• Helicobacter pylori;
  • gastric mucosa;
  • T-cells;
  • natural killer receptor+ T-cells;
  • natural killer T-cells


Background: Helicobacter pylori infection is associated with development of chronic inflammation and infiltration of immune cells into the gastric mucosa. As unconventional T-lymphocytes expressing natural killer cell receptors are considered to play central roles in the immune response against infection, a study investigating their frequencies in normal and H. pylori-infected gastric mucosa was undertaken.

Materials and Methods:  Flow cytometry was used to quantify T-cells expressing the natural killer cell markers CD161, CD56, and CD94 in freshly isolated lymphocytes from the epithelial and lamina propria layers of gastric mucosa. Thirteen H. pylori-positive and 24 H. pylori-negative individuals were studied.

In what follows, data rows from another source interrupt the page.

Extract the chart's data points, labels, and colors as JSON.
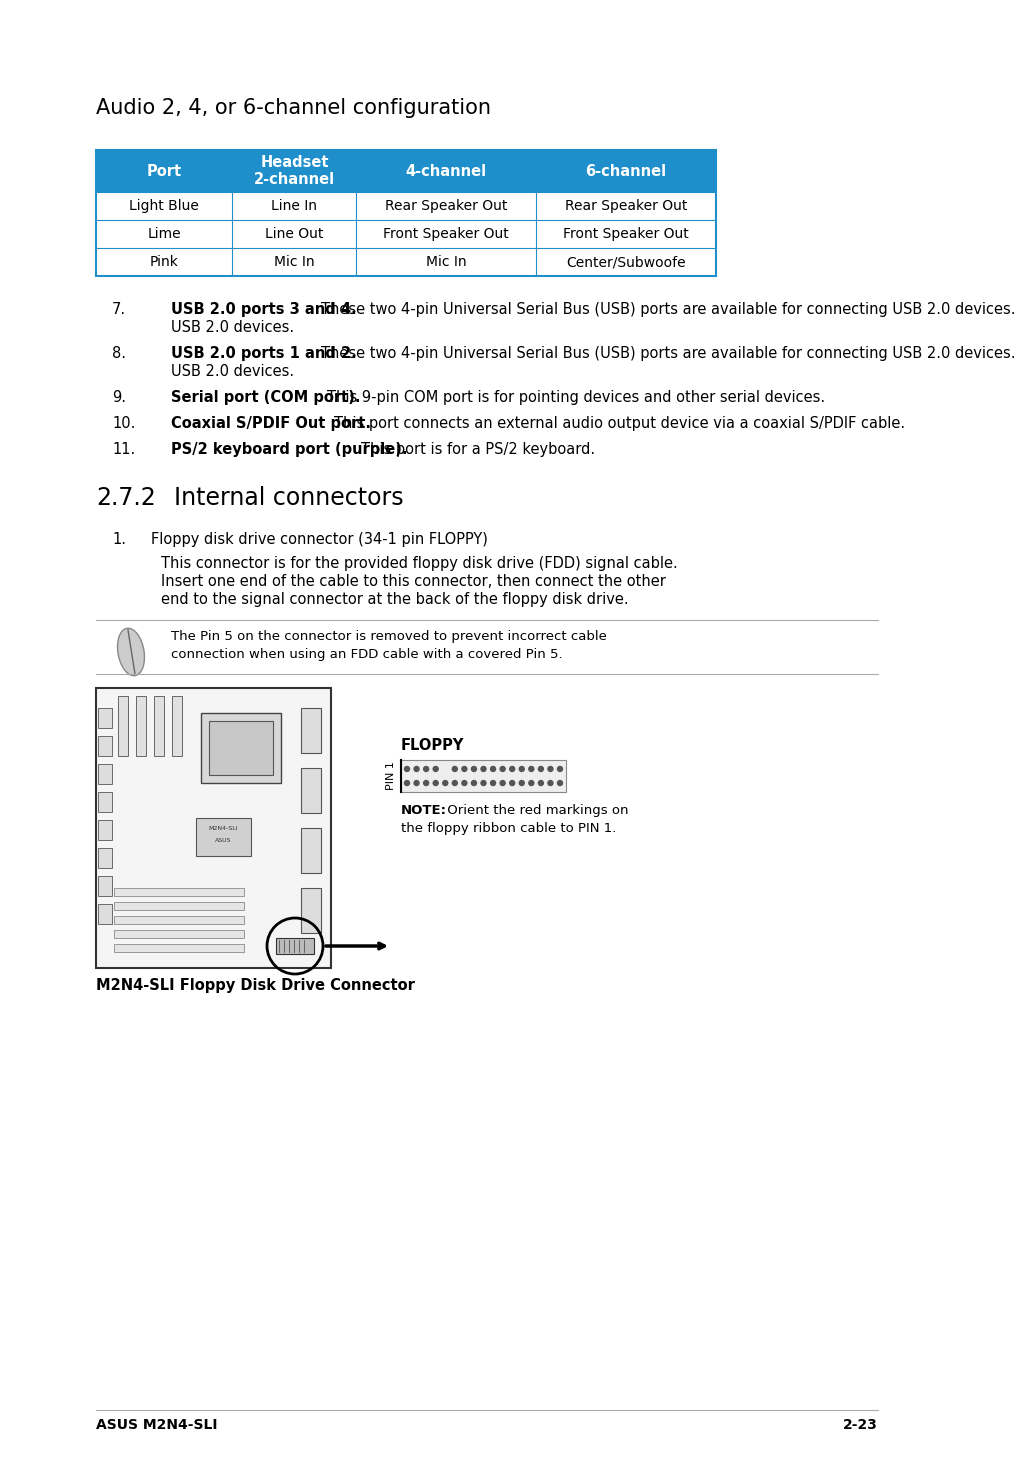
{
  "page_bg": "#ffffff",
  "title": "Audio 2, 4, or 6-channel configuration",
  "title_fontsize": 15,
  "table_header_bg": "#1e8fca",
  "table_header_text_color": "#ffffff",
  "table_border_color": "#1e8fca",
  "table_col_headers": [
    "Port",
    "Headset\n2-channel",
    "4-channel",
    "6-channel"
  ],
  "table_rows": [
    [
      "Light Blue",
      "Line In",
      "Rear Speaker Out",
      "Rear Speaker Out"
    ],
    [
      "Lime",
      "Line Out",
      "Front Speaker Out",
      "Front Speaker Out"
    ],
    [
      "Pink",
      "Mic In",
      "Mic In",
      "Center/Subwoofe"
    ]
  ],
  "list_items": [
    {
      "number": "7.",
      "bold_text": "USB 2.0 ports 3 and 4.",
      "normal_text": " These two 4-pin Universal Serial Bus (USB) ports are available for connecting USB 2.0 devices."
    },
    {
      "number": "8.",
      "bold_text": "USB 2.0 ports 1 and 2.",
      "normal_text": " These two 4-pin Universal Serial Bus (USB) ports are available for connecting USB 2.0 devices."
    },
    {
      "number": "9.",
      "bold_text": "Serial port (COM port).",
      "normal_text": " This 9-pin COM port is for pointing devices and other serial devices."
    },
    {
      "number": "10.",
      "bold_text": "Coaxial S/PDIF Out port.",
      "normal_text": " This port connects an external audio output device via a coaxial S/PDIF cable."
    },
    {
      "number": "11.",
      "bold_text": "PS/2 keyboard port (purple).",
      "normal_text": " This port is for a PS/2 keyboard."
    }
  ],
  "section_title_num": "2.7.2",
  "section_title_text": "Internal connectors",
  "item1_num": "1.",
  "item1_title": "Floppy disk drive connector (34-1 pin FLOPPY)",
  "item1_body_lines": [
    "This connector is for the provided floppy disk drive (FDD) signal cable.",
    "Insert one end of the cable to this connector, then connect the other",
    "end to the signal connector at the back of the floppy disk drive."
  ],
  "note_lines": [
    "The Pin 5 on the connector is removed to prevent incorrect cable",
    "connection when using an FDD cable with a covered Pin 5."
  ],
  "floppy_label": "FLOPPY",
  "pin_label": "PIN 1",
  "note_bold": "NOTE:",
  "note_normal": " Orient the red markings on",
  "note_normal2": "the floppy ribbon cable to PIN 1.",
  "caption": "M2N4-SLI Floppy Disk Drive Connector",
  "footer_left": "ASUS M2N4-SLI",
  "footer_right": "2-23",
  "footer_line_color": "#aaaaaa",
  "text_color": "#000000"
}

Results:  CD94+ T-cells were the most abundant (up to 40%) natural killer receptor-positive T-cell population in epithelial and lamina propria layers of H. pylori-negative gastric mucosa. CD161+ T-cells accounted for about one-third of all T-cells in both compartments, but the lowest proportion were of CD56+ T-cells. Compared with H. pylori-negative mucosa, in H. pylori-infected mucosa the numbers of CD161+ T-cells were significantly greater (p = .04) in the epithelium, whereas the numbers of CD56+ T-cells were lower (p = .01) in the lamina propria. A minor population (< 2%) of T-cells in both mucosal layers of H. pylori-negative subjects were natural killer T-cells, and whose proportions were not significantly different (p > .05) to those in H. pylori-infected individuals.

Conclusions:  The predominance, heterogeneity, and distribution of natural killer cell receptor-positive T-cells at different locations within the gastric mucosa reflects a potential functional role during H. pylori infection and warrants further investigation.